LOCATION: City of Almaty (former Alma-Ata), Kazakhstan
SUBORDINATION: During the Soviet period, the Anti-Plague
Scientific Research Institute was under the control of the USSR Ministry of
Health. Now it is under the supervision of the Ministry of Health of the
Republic of Kazakhstan.
ACTIVITIES: Founded in 1949, the Anti-Plague
Scientific Research Institute was developing defensive measure against BW agents
during the Soviet period. Today, the institute is developing diagnostic
preparations and vaccines.
STATUS: In operation.
HISTORY:
The
Anti-Plague Scientific Research Institute was established in 1949 in the suburbs
of Almaty (former Alma-Ata) under the authority of the Main Directorate for
Quarantine Infections of the USSR Ministry of Health. It was part of the Soviet
system for the control of highly pathogenic diseases and operated a Central
Asian network of nineteen epidemiological monitoring stations. The institute
developed diagnostic tests and vaccines for several infectious diseases,
including anthrax, plague, tularemia, brucellosis, cholera, and listeria. In
addition to serving civilian needs, the institute was involved in
military-related research and development of defensive measure against BW
agents. To this end, the institute received Soviet intelligence on biological
agents developed by Western militaries, including pathogenic strains modified
for military purposes and prepared vaccines and diagnostic preparations against them.

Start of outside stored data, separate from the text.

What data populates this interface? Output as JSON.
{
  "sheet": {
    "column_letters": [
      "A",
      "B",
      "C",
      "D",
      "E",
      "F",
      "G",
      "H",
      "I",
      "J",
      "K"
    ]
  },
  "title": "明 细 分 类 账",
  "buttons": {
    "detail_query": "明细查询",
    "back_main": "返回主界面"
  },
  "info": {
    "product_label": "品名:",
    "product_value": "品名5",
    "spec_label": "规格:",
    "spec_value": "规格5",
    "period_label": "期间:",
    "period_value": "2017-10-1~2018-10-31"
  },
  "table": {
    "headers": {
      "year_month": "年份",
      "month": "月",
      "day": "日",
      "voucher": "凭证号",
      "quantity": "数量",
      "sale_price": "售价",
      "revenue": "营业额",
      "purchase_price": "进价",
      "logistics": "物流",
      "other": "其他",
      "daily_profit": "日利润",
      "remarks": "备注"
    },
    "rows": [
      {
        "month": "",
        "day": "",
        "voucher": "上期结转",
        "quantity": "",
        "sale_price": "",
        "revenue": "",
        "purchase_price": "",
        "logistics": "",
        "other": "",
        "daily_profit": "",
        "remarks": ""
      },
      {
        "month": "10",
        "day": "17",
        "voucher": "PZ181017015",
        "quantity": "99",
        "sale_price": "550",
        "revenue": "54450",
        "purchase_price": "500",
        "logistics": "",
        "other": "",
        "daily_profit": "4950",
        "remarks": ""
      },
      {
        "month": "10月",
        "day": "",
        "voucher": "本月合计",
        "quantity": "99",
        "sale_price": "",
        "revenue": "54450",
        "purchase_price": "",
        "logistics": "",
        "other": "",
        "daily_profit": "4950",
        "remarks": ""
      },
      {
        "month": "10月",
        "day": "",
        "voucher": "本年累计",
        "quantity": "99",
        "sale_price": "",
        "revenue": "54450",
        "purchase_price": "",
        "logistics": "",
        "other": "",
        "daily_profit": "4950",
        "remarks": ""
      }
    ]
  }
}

The Almaty Anti-Plague Institute had no direct links with the BW
research centers under the Soviet MOD, the Ministry of Agriculture, or
Biopreparat, though it participated in exchanges of scientists and technical
knowledge. Nevertheless, the possibility that the Anti-Plague Institute was
involved in offensive BW developments cannot be ruled out. In 1992, Moscow
terminated funding for the institute's research and all military-related work
ceased.
After the disintegration of the Soviet Union, the Anti-Plague
Institute was put under the authority of the Kazakhstani Ministry of Health. The
institute became the scientific and methodological center for the eight
anti-plague stations in Kazakhstan. The Anti-Plague Institute currently is
developing diagnostic preparations and vaccines for virulent infectious
diseases, conducting epidemiological monitoring, and training specialists. The
Anti-Plague Institute was named as one of four World Health Organization
regional centers on plague for Central Asia. Although the institute has
experienced financial hardship since its transfer to Kazakhstani control in
1993, it has managed to obtain some foreign assistance from the International
Science and Technology Center (ISTC) and European foundation. The Anti-Plague
Institute also possesses pathogen collections, which requires considerable
measures for ensuring physical security. To meet this need, the CTR program
allocated $4 million for enhancement of its security and also of its extensive
agricultural pathogen library at Biomedpreparat in Stepnogorsk. This project has
been specifically designed to provide bio-security and bio-safety protection for
national strain collections at two facilities in Kazakhstan. As a result of the
project, excess infrastructure was removed, and a security parameter was erected
around the site (links to CTR website and Carnegie Endowment website).
Key Sources: Gulbarshyn Bozheyeva, Yerlan Kunakbayev,
and Dastan Yeleukenov, "Former Soviet Biological Weapons Facilities in
Kazakhstan: Past, Present and Future," Occasional Paper, No. 1, Center for
Nonproliferation Studies, June 1999; Jonathan B. Tucker and Raymond A.
Zilinskas, "The 1971 Smallpox Epidemic in Aralsk, Kazakhstan, and the Soviet
Biological Warfare Program," Occasional Paper No. 9, Center for Nonproliferation
Studies, June 2002; Jonathan B. Tucker's speech during the briefing on
"Biological Decontamination of Vozrozhdeniye Island: The US-Uzbek Agreement"; BW
Materials Security and Transparency, Cooperative Threat Reduction (CTR) webpage
at the Defense Threat Reduction Agency (DTRA) Website,
<http://www.dtra.mil/ctr/ctr_kazakhstan.html>; Gennadiy Lepeshkin,
"Byvshiye obyekty po razrabotke BO v Tsentralnoy Azii," Problemy
Nerasprastraneniya, Special Edition, April 2001; Yevgeniy Troitskiy,
"Fizicheskaya zashita, uchet i kontrol biomaterialov v NISKhI MON RK," Problemy
Nerasprastraneniya, Special Edition, April 2001.